Toxicity of N,N-dimethyldoxorubicin. (A) G001, MAG301, MAG302, MAG303 and MAG304 were streaked on SFM agar plates (supplemented with 20 μg mL⁻¹ thiostrepton for strains harbouring pRDS). The development is blocked by the production of anthracyclines. MAG304 exhibited the most pronounced inhibition of development. In contrast, deletion of the glycosyltransferase gene dnrS in MAG302 stimulated development. (B) MAG305 pWHM3-oriT and MAG309 (drrAB) were spotted on SFM agar plates supplemented with increasing concentrations of doxorubicin (6) or N,N-dimethyldoxorubicin (12).
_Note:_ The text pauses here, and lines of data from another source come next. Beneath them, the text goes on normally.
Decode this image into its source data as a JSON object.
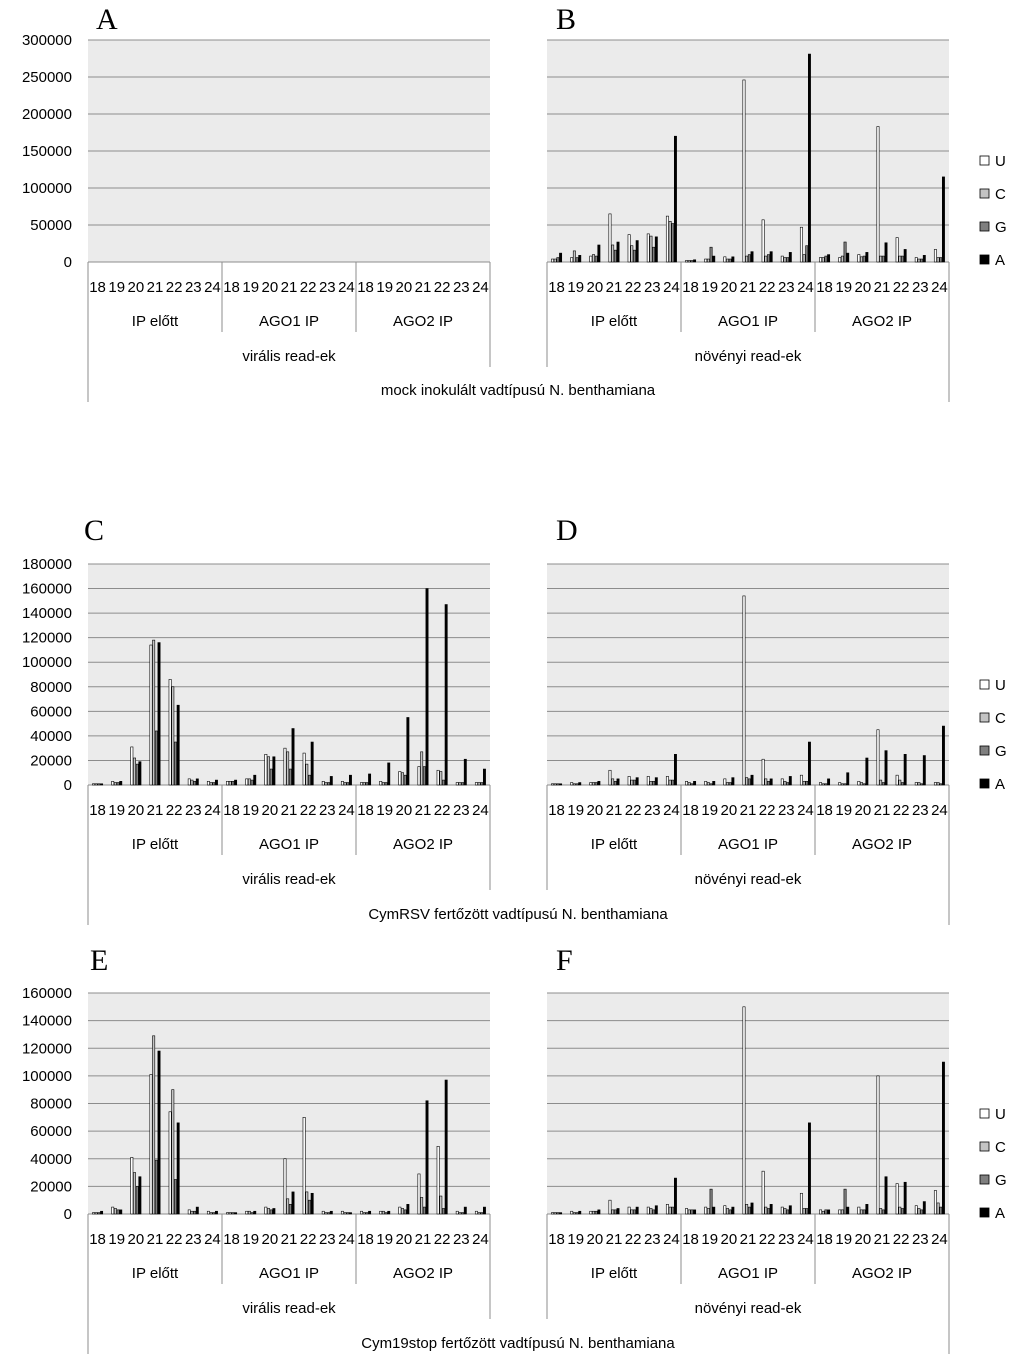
{
  "legend": [
    {
      "label": "U",
      "color": "#ffffff"
    },
    {
      "label": "C",
      "color": "#c4c4c4"
    },
    {
      "label": "G",
      "color": "#7f7f7f"
    },
    {
      "label": "A",
      "color": "#000000"
    }
  ],
  "rows": [
    {
      "title": "mock inokulált vadtípusú N. benthamiana",
      "ticks": [
        "0",
        "50000",
        "100000",
        "150000",
        "200000",
        "250000",
        "300000"
      ],
      "ymax": 300000
    },
    {
      "title": "CymRSV fertőzött vadtípusú N. benthamiana",
      "ticks": [
        "0",
        "20000",
        "40000",
        "60000",
        "80000",
        "100000",
        "120000",
        "140000",
        "160000",
        "180000"
      ],
      "ymax": 180000
    },
    {
      "title": "Cym19stop fertőzött vadtípusú N. benthamiana",
      "ticks": [
        "0",
        "20000",
        "40000",
        "60000",
        "80000",
        "100000",
        "120000",
        "140000",
        "160000"
      ],
      "ymax": 160000
    }
  ],
  "chart_data": [
    {
      "type": "bar",
      "panel": "A",
      "groups": [
        "IP előtt",
        "AGO1 IP",
        "AGO2 IP"
      ],
      "categories": [
        "18",
        "19",
        "20",
        "21",
        "22",
        "23",
        "24"
      ],
      "section_label": "virális read-ek",
      "ylim": [
        0,
        300000
      ],
      "series": [
        {
          "name": "U",
          "values": [
            [
              0,
              0,
              0,
              0,
              0,
              0,
              0
            ],
            [
              0,
              0,
              0,
              0,
              0,
              0,
              0
            ],
            [
              0,
              0,
              0,
              0,
              0,
              0,
              0
            ]
          ]
        },
        {
          "name": "C",
          "values": [
            [
              0,
              0,
              0,
              0,
              0,
              0,
              0
            ],
            [
              0,
              0,
              0,
              0,
              0,
              0,
              0
            ],
            [
              0,
              0,
              0,
              0,
              0,
              0,
              0
            ]
          ]
        },
        {
          "name": "G",
          "values": [
            [
              0,
              0,
              0,
              0,
              0,
              0,
              0
            ],
            [
              0,
              0,
              0,
              0,
              0,
              0,
              0
            ],
            [
              0,
              0,
              0,
              0,
              0,
              0,
              0
            ]
          ]
        },
        {
          "name": "A",
          "values": [
            [
              0,
              0,
              0,
              0,
              0,
              0,
              0
            ],
            [
              0,
              0,
              0,
              0,
              0,
              0,
              0
            ],
            [
              0,
              0,
              0,
              0,
              0,
              0,
              0
            ]
          ]
        }
      ]
    },
    {
      "type": "bar",
      "panel": "B",
      "groups": [
        "IP előtt",
        "AGO1 IP",
        "AGO2 IP"
      ],
      "categories": [
        "18",
        "19",
        "20",
        "21",
        "22",
        "23",
        "24"
      ],
      "section_label": "növényi read-ek",
      "ylim": [
        0,
        300000
      ],
      "series": [
        {
          "name": "U",
          "values": [
            [
              4000,
              6000,
              8000,
              65000,
              37000,
              38000,
              62000
            ],
            [
              2000,
              4000,
              7000,
              246000,
              57000,
              8000,
              47000
            ],
            [
              6000,
              6000,
              10000,
              183000,
              33000,
              6000,
              17000
            ]
          ]
        },
        {
          "name": "C",
          "values": [
            [
              4000,
              15000,
              10000,
              23000,
              22000,
              35000,
              55000
            ],
            [
              2000,
              4000,
              4000,
              8000,
              8000,
              6000,
              10000
            ],
            [
              6000,
              8000,
              7000,
              8000,
              8000,
              4000,
              6000
            ]
          ]
        },
        {
          "name": "G",
          "values": [
            [
              6000,
              6000,
              8000,
              16000,
              16000,
              20000,
              52000
            ],
            [
              2000,
              20000,
              4000,
              10000,
              10000,
              6000,
              22000
            ],
            [
              8000,
              27000,
              8000,
              8000,
              8000,
              4000,
              6000
            ]
          ]
        },
        {
          "name": "A",
          "values": [
            [
              12000,
              9000,
              23000,
              27000,
              29000,
              34000,
              170000
            ],
            [
              3000,
              8000,
              7000,
              14000,
              14000,
              13000,
              281000
            ],
            [
              10000,
              12000,
              13000,
              26000,
              17000,
              9000,
              115000
            ]
          ]
        }
      ]
    },
    {
      "type": "bar",
      "panel": "C",
      "groups": [
        "IP előtt",
        "AGO1 IP",
        "AGO2 IP"
      ],
      "categories": [
        "18",
        "19",
        "20",
        "21",
        "22",
        "23",
        "24"
      ],
      "section_label": "virális read-ek",
      "ylim": [
        0,
        180000
      ],
      "series": [
        {
          "name": "U",
          "values": [
            [
              1000,
              3000,
              31000,
              114000,
              86000,
              5000,
              3000
            ],
            [
              3000,
              5000,
              25000,
              30000,
              26000,
              3000,
              3000
            ],
            [
              2000,
              3000,
              11000,
              15000,
              12000,
              2000,
              2000
            ]
          ]
        },
        {
          "name": "C",
          "values": [
            [
              1000,
              2000,
              22000,
              118000,
              80000,
              4000,
              2000
            ],
            [
              3000,
              5000,
              23000,
              27000,
              17000,
              2000,
              2000
            ],
            [
              2000,
              2000,
              10000,
              27000,
              11000,
              2000,
              2000
            ]
          ]
        },
        {
          "name": "G",
          "values": [
            [
              1000,
              2000,
              17000,
              44000,
              35000,
              3000,
              2000
            ],
            [
              3000,
              4000,
              13000,
              13000,
              8000,
              2000,
              2000
            ],
            [
              2000,
              2000,
              8000,
              15000,
              4000,
              2000,
              2000
            ]
          ]
        },
        {
          "name": "A",
          "values": [
            [
              1000,
              3000,
              19000,
              116000,
              65000,
              5000,
              4000
            ],
            [
              4000,
              8000,
              23000,
              46000,
              35000,
              7000,
              8000
            ],
            [
              9000,
              18000,
              55000,
              160000,
              147000,
              21000,
              13000
            ]
          ]
        }
      ]
    },
    {
      "type": "bar",
      "panel": "D",
      "groups": [
        "IP előtt",
        "AGO1 IP",
        "AGO2 IP"
      ],
      "categories": [
        "18",
        "19",
        "20",
        "21",
        "22",
        "23",
        "24"
      ],
      "section_label": "növényi read-ek",
      "ylim": [
        0,
        180000
      ],
      "series": [
        {
          "name": "U",
          "values": [
            [
              1000,
              2000,
              2000,
              12000,
              7000,
              7000,
              7000
            ],
            [
              3000,
              3000,
              5000,
              154000,
              21000,
              5000,
              8000
            ],
            [
              2000,
              2000,
              3000,
              45000,
              8000,
              2000,
              2000
            ]
          ]
        },
        {
          "name": "C",
          "values": [
            [
              1000,
              1000,
              2000,
              5000,
              4000,
              3000,
              4000
            ],
            [
              2000,
              2000,
              2000,
              6000,
              5000,
              3000,
              3000
            ],
            [
              1000,
              1000,
              2000,
              4000,
              4000,
              2000,
              2000
            ]
          ]
        },
        {
          "name": "G",
          "values": [
            [
              1000,
              1000,
              2000,
              3000,
              4000,
              3000,
              4000
            ],
            [
              1000,
              1000,
              2000,
              5000,
              3000,
              2000,
              3000
            ],
            [
              1000,
              1000,
              1000,
              2000,
              2000,
              1000,
              1000
            ]
          ]
        },
        {
          "name": "A",
          "values": [
            [
              1000,
              2000,
              3000,
              5000,
              6000,
              6000,
              25000
            ],
            [
              3000,
              3000,
              6000,
              8000,
              5000,
              7000,
              35000
            ],
            [
              5000,
              10000,
              22000,
              28000,
              25000,
              24000,
              48000
            ]
          ]
        }
      ]
    },
    {
      "type": "bar",
      "panel": "E",
      "groups": [
        "IP előtt",
        "AGO1 IP",
        "AGO2 IP"
      ],
      "categories": [
        "18",
        "19",
        "20",
        "21",
        "22",
        "23",
        "24"
      ],
      "section_label": "virális read-ek",
      "ylim": [
        0,
        160000
      ],
      "series": [
        {
          "name": "U",
          "values": [
            [
              1000,
              5000,
              41000,
              101000,
              74000,
              3000,
              2000
            ],
            [
              1000,
              2000,
              5000,
              40000,
              70000,
              2000,
              2000
            ],
            [
              2000,
              2000,
              5000,
              29000,
              49000,
              2000,
              2000
            ]
          ]
        },
        {
          "name": "C",
          "values": [
            [
              1000,
              4000,
              30000,
              129000,
              90000,
              2000,
              1000
            ],
            [
              1000,
              2000,
              4000,
              11000,
              16000,
              1000,
              1000
            ],
            [
              1000,
              2000,
              4000,
              12000,
              13000,
              1000,
              1000
            ]
          ]
        },
        {
          "name": "G",
          "values": [
            [
              1000,
              3000,
              20000,
              39000,
              25000,
              2000,
              1000
            ],
            [
              1000,
              1000,
              3000,
              7000,
              10000,
              1000,
              1000
            ],
            [
              1000,
              1000,
              3000,
              5000,
              4000,
              1000,
              1000
            ]
          ]
        },
        {
          "name": "A",
          "values": [
            [
              2000,
              3000,
              27000,
              118000,
              66000,
              5000,
              2000
            ],
            [
              1000,
              2000,
              4000,
              16000,
              15000,
              2000,
              1000
            ],
            [
              2000,
              2000,
              7000,
              82000,
              97000,
              5000,
              5000
            ]
          ]
        }
      ]
    },
    {
      "type": "bar",
      "panel": "F",
      "groups": [
        "IP előtt",
        "AGO1 IP",
        "AGO2 IP"
      ],
      "categories": [
        "18",
        "19",
        "20",
        "21",
        "22",
        "23",
        "24"
      ],
      "section_label": "növényi read-ek",
      "ylim": [
        0,
        160000
      ],
      "series": [
        {
          "name": "U",
          "values": [
            [
              1000,
              2000,
              2000,
              10000,
              5000,
              5000,
              7000
            ],
            [
              4000,
              5000,
              6000,
              150000,
              31000,
              5000,
              15000
            ],
            [
              3000,
              3000,
              5000,
              100000,
              22000,
              6000,
              17000
            ]
          ]
        },
        {
          "name": "C",
          "values": [
            [
              1000,
              1000,
              2000,
              3000,
              3000,
              4000,
              5000
            ],
            [
              3000,
              4000,
              4000,
              7000,
              5000,
              4000,
              4000
            ],
            [
              2000,
              3000,
              3000,
              4000,
              5000,
              4000,
              8000
            ]
          ]
        },
        {
          "name": "G",
          "values": [
            [
              1000,
              1000,
              2000,
              3000,
              3000,
              3000,
              5000
            ],
            [
              3000,
              18000,
              3000,
              5000,
              4000,
              3000,
              4000
            ],
            [
              3000,
              18000,
              3000,
              3000,
              4000,
              3000,
              5000
            ]
          ]
        },
        {
          "name": "A",
          "values": [
            [
              1000,
              2000,
              3000,
              4000,
              5000,
              6000,
              26000
            ],
            [
              3000,
              5000,
              5000,
              8000,
              7000,
              6000,
              66000
            ],
            [
              3000,
              5000,
              7000,
              27000,
              23000,
              9000,
              110000
            ]
          ]
        }
      ]
    }
  ]
}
For each strain, 5 µL of spore or mycelium stock was spotted at a concentration of 1.0.10⁴ CFU per spot and the plates were incubated at 30 °C for 4 days. Dashed circles indicate the highest concentration that does not inhibit growth. For MAG305, the inhibitory concentration of N,N-dimethyldoxorubicin (12) is 16-fold lower than that of doxorubicin (6). Overexpression of drrAB increased resistance to both compounds eight-fold. (C) LC-MS analysis of crude extracts of MAG305 pWHM3-oriT and MAG309 (drrAB) cultivated in E1 medium. Extracted ion chromatograms showing the mass peaks [M + H]⁺ of compounds 7–12. Overexpression of drrAB resulted in a 3.7-fold increased production of N,N-dimethyldaunorubicin (11).